Portrait Flassannais : Jean Icard

Qui ne connaît pas ou n’a jamais vu, à Flassans, Jean Icard ?

Sa démarche particulière et sa spontanéité appréciée de tous en font un personnage incontournable mais toujours discret du village. Né à Flassans le 12 janvier 1938, Jean ira à l’école jusqu’à ses 14 ans, l’âge auquel il rejoindra au travail des champs, ses parents, Émilie dite Lili et Albert.

La fin des années 1950 symbolise la mobilisation en Algérie, d’où Jean reviendra en 1961. Ses projets l’amenaient à reprendre la campagne tenue par sa famille mais trois ans consécutifs de froid et de grêle ont poussé Jean à accepter la proposition du Maire de Flassans M. Magne, à accepter un emploi à la maison de retraite du Luc. Embauché en tant que cuisinier, Jean va très vite s’occuper du jardin en raison d’une hépatite virale qui l’éloignera des cuisines.

Parallèlement à cette activité, Jean s’occupera également de la campagne familiale. Il fondera une famille avec Berthe qui lui donnera un enfant, Denis, et deux petits-enfants : Xavier et Audrey. Devenu veuf, il épousera en 1993 Hélène, son amie d’enfance. A sa retraite, Jean s’occupera pleinement de la campagne. S’il est profondément attaché à son village, il ne s’est pas pour autant refusé de s’ouvrir à d’autres horizons européens : Italie, Hollande, Allemagne, Autriche, Espagne ou Baléares. Dans les années 1980, il perdra ses deux parents, et après plus de 20 ans à gérer, entretenir et valoriser la campagne familiale, il la vendra en 2008.

Homme à la mémoire impressionnante, Jean s’engagera dans la vie associative du village et tient encore aujourd’hui, à presque 80 ans, à œuvrer pour le maintien de la culture provençale et du patrimoine flassannais. En 1999, Maître Martin, ancien notaire de Flassans, connu de tous, lui passera le flambeau de l’Association des amis du vieux Flassans et de Notre-Dame de Consolation. Parallèlement à cet engagement, Jean deviendra en 2008, vice-président de l’Association de Sauvegarde du Château des Pontevès. Il œuvrera également au sein de l’association Flassans Passé-Présent, qu’il préside toujours depuis 2000. Féru de provençal, préférant prononcer les heures à la provençale, il reprend également l’école, créée par Simone Brissi et dédiée à l’enseignement de cette langue. Avec l’aide de Guy Revest, Majoral du Félibrige, il contribue à perpétuer le parler provençal tous les vendredis de 17h30 à 19h30 au 1er étage du Moulin.

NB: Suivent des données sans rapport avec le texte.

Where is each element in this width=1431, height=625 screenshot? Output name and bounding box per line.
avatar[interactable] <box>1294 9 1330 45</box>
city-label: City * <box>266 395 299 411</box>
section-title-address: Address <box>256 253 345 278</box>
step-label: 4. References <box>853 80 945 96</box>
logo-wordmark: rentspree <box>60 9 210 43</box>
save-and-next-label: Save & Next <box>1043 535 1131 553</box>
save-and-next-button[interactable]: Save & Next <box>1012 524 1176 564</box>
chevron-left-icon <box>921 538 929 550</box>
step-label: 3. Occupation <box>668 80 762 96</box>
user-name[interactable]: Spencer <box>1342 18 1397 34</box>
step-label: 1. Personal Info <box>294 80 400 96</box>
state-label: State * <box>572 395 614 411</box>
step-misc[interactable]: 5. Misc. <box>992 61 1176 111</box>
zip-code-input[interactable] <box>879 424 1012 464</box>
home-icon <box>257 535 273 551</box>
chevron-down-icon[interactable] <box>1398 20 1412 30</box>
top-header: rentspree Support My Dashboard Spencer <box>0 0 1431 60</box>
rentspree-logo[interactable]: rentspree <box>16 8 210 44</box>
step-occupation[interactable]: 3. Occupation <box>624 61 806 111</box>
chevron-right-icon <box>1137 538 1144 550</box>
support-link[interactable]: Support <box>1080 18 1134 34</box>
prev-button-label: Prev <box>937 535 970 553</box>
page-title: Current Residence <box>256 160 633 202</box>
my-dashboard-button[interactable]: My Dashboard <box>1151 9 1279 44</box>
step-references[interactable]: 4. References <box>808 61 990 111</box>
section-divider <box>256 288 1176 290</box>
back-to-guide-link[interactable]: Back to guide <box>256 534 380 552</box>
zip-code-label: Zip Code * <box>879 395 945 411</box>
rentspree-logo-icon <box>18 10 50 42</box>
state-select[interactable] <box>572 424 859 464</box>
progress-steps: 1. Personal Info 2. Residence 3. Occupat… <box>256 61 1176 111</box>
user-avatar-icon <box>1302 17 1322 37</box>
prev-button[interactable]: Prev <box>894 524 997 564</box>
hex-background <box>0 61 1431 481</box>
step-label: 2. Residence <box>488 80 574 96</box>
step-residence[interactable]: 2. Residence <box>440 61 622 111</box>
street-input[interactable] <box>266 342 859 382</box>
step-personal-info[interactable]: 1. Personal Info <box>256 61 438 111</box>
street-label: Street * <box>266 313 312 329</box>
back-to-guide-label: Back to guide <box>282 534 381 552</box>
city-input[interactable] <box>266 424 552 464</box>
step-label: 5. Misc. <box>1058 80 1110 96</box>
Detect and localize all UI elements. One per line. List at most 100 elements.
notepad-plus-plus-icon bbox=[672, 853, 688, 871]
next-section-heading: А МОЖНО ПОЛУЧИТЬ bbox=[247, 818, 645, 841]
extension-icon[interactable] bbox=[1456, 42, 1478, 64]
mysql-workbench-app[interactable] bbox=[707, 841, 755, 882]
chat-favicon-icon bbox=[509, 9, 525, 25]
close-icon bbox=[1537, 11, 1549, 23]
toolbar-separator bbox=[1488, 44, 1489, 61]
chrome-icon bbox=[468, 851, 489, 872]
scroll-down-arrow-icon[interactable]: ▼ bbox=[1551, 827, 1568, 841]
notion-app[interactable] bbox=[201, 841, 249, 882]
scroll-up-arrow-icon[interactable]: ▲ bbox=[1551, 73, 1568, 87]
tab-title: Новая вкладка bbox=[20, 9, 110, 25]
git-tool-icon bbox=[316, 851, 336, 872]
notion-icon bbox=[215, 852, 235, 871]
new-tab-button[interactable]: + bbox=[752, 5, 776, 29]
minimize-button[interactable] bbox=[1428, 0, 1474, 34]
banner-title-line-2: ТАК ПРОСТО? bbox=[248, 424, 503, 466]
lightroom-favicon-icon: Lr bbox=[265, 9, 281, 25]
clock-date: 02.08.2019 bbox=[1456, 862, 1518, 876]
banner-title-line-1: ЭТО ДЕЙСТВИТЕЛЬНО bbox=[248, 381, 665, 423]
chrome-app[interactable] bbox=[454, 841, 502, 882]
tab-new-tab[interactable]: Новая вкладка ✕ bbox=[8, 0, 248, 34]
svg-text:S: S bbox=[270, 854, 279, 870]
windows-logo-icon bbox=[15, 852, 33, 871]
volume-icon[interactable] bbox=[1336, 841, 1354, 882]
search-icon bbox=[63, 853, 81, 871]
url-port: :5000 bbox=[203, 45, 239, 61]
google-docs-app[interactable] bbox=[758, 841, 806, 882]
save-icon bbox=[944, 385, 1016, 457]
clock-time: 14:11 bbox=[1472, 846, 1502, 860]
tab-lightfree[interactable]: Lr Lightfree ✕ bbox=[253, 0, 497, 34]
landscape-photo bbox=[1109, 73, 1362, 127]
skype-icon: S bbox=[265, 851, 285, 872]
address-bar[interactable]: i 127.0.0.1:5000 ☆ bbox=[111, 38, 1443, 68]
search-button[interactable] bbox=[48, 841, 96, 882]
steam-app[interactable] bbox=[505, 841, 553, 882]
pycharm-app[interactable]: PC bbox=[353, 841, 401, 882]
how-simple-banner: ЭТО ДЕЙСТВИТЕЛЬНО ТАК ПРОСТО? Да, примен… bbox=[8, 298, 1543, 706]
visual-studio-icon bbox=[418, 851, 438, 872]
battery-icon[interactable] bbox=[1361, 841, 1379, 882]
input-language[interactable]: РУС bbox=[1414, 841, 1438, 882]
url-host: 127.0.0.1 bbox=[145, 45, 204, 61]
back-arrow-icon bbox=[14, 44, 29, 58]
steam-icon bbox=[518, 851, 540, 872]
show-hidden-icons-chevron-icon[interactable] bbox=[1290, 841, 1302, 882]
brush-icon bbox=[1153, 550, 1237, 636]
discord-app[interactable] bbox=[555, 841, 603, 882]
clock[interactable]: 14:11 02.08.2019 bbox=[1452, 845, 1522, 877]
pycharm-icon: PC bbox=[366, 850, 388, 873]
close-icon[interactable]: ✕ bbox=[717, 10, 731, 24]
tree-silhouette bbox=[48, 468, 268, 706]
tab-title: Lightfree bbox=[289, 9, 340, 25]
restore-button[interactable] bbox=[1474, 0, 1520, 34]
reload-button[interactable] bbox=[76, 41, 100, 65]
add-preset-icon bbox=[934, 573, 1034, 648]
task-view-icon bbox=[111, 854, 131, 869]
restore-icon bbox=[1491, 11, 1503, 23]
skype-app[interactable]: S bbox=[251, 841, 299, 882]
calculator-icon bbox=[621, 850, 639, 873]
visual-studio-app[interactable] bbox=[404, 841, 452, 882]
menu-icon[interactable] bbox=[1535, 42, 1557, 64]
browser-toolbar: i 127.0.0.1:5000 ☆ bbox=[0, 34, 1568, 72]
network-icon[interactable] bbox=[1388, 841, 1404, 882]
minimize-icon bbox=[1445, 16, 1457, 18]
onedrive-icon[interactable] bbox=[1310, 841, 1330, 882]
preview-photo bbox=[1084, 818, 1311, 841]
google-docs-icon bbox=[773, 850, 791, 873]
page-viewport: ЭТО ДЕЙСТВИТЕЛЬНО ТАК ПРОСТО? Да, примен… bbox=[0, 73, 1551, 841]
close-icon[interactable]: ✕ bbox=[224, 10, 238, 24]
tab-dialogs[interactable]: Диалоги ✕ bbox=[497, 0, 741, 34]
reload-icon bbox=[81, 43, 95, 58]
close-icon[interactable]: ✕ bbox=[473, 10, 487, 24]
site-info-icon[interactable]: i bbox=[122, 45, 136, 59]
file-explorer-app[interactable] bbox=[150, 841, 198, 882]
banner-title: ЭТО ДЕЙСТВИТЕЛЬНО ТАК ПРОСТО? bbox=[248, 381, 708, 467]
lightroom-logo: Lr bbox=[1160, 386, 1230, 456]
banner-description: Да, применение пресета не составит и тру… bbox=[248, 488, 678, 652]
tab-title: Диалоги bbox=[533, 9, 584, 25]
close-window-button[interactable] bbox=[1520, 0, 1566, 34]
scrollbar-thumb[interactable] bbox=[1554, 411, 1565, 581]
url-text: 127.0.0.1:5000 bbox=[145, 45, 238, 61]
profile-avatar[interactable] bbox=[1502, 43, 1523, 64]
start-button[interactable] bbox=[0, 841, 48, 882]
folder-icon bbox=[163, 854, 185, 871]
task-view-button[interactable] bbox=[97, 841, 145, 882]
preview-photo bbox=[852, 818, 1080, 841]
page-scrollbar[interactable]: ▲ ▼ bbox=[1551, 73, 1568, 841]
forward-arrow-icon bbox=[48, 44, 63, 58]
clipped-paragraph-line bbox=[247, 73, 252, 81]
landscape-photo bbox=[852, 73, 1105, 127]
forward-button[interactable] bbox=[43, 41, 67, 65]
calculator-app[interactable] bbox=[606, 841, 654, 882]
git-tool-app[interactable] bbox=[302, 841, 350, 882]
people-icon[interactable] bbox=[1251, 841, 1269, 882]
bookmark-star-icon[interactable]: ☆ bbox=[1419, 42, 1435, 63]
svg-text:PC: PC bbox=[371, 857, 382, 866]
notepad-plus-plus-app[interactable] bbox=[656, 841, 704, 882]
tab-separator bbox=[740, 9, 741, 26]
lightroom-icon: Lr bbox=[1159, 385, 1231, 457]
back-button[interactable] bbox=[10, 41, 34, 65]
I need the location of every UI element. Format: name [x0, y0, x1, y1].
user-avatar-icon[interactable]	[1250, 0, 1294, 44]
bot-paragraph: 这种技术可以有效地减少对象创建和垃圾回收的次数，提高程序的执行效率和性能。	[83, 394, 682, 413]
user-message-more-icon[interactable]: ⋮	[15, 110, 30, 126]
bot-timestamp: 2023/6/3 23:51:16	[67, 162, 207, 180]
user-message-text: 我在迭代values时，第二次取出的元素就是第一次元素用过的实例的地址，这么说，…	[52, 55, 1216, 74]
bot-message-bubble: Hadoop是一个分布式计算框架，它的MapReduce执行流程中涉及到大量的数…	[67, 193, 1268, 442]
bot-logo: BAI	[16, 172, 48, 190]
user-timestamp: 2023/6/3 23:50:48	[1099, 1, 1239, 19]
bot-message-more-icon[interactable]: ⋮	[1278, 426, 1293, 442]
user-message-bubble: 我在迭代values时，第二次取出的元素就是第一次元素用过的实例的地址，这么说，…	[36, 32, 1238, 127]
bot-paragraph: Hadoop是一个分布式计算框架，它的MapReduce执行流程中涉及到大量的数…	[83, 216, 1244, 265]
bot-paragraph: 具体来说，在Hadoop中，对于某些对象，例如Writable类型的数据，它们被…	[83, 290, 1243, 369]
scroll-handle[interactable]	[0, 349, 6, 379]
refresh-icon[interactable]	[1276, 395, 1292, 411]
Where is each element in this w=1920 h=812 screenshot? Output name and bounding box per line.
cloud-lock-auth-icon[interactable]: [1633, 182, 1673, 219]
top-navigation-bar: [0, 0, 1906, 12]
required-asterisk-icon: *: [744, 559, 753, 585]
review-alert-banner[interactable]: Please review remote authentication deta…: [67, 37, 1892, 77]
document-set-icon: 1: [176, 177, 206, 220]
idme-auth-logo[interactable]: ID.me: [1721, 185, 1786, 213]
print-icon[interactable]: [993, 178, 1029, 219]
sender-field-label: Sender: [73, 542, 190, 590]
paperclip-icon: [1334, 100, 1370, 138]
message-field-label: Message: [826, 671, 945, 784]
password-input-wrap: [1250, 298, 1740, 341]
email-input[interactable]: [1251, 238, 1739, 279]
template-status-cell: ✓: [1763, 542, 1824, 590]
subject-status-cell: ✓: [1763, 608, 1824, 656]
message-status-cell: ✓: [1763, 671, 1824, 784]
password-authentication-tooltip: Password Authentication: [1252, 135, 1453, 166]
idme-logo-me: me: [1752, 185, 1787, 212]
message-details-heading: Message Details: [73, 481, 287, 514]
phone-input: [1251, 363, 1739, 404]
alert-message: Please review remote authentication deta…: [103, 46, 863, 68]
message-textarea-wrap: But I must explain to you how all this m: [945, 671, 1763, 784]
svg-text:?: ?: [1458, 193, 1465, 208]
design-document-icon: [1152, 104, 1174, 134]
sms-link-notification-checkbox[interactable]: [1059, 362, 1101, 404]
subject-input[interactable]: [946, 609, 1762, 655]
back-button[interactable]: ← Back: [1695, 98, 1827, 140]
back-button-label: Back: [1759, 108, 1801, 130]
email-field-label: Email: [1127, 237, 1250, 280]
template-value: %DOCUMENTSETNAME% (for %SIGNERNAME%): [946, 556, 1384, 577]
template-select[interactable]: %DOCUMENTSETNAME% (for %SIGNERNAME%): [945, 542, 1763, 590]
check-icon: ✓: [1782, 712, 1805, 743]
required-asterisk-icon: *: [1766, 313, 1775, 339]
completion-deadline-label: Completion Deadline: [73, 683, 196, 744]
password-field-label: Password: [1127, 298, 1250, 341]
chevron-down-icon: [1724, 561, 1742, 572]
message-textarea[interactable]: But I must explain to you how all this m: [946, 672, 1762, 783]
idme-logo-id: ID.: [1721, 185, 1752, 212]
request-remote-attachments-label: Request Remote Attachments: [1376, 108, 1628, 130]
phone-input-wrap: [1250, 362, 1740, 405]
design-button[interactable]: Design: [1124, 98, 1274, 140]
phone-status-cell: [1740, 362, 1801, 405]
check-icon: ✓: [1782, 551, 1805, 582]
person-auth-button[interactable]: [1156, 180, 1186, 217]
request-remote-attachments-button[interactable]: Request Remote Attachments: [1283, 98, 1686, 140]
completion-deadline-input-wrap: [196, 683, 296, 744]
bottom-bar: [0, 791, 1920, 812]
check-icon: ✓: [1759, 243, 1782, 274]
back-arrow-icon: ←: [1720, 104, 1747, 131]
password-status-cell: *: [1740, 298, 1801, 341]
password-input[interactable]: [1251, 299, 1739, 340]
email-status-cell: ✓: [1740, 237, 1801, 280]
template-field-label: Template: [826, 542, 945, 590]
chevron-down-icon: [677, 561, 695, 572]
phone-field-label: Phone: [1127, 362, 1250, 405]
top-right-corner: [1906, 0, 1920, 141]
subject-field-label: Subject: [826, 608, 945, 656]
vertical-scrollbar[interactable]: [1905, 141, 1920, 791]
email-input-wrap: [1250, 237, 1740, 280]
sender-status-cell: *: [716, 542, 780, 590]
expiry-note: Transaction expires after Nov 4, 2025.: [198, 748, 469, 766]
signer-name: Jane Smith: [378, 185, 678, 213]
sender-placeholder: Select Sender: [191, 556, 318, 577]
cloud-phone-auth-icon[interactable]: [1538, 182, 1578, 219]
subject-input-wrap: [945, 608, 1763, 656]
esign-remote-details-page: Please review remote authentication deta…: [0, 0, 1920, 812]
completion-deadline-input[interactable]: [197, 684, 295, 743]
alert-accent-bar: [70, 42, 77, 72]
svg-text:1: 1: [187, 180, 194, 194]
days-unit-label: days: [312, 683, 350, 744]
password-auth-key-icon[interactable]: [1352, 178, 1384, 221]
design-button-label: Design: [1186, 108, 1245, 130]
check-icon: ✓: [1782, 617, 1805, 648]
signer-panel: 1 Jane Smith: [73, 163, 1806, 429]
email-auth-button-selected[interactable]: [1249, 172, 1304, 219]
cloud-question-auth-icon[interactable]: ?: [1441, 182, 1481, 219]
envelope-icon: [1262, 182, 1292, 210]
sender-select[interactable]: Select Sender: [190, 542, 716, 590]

Quand on lui demande quel est son souvenir le plus vivace, Jean replonge dans son enfance et évoque avec une émotion particulière la Libération de Flassans. Qui sait que sa famille et le courage qu’elle a eu a permis aux forces alliées de déjouer le système de défense allemand ? S’il ne s’en vante pas, Jean reconnaît bien plus volontiers qu’à l’époque, la solidarité existait dans tous les esprits résistants et qu’il ne s’agissait pas d’oeuvrer individuellement mais bel et bien collectivement. Un tacle assumé envers la société auquel Jean ajoute un souhait pour les années à venir et qui traduit tout l’engagement d’une vie : transmettre aux plus jeunes les traditions et techniques viti-vinicoles et celles de la greffe d’oliviers.

Tant qu’il le pourra, Jean souhaite assurer les visites guidées du village. Elles se déroulent à trois occasions dans l’année : au 14 juillet, durant la Fête locale et pour les Journées européennes du Patrimoine et à la demande pour les groupes de 5 à 15 personnes.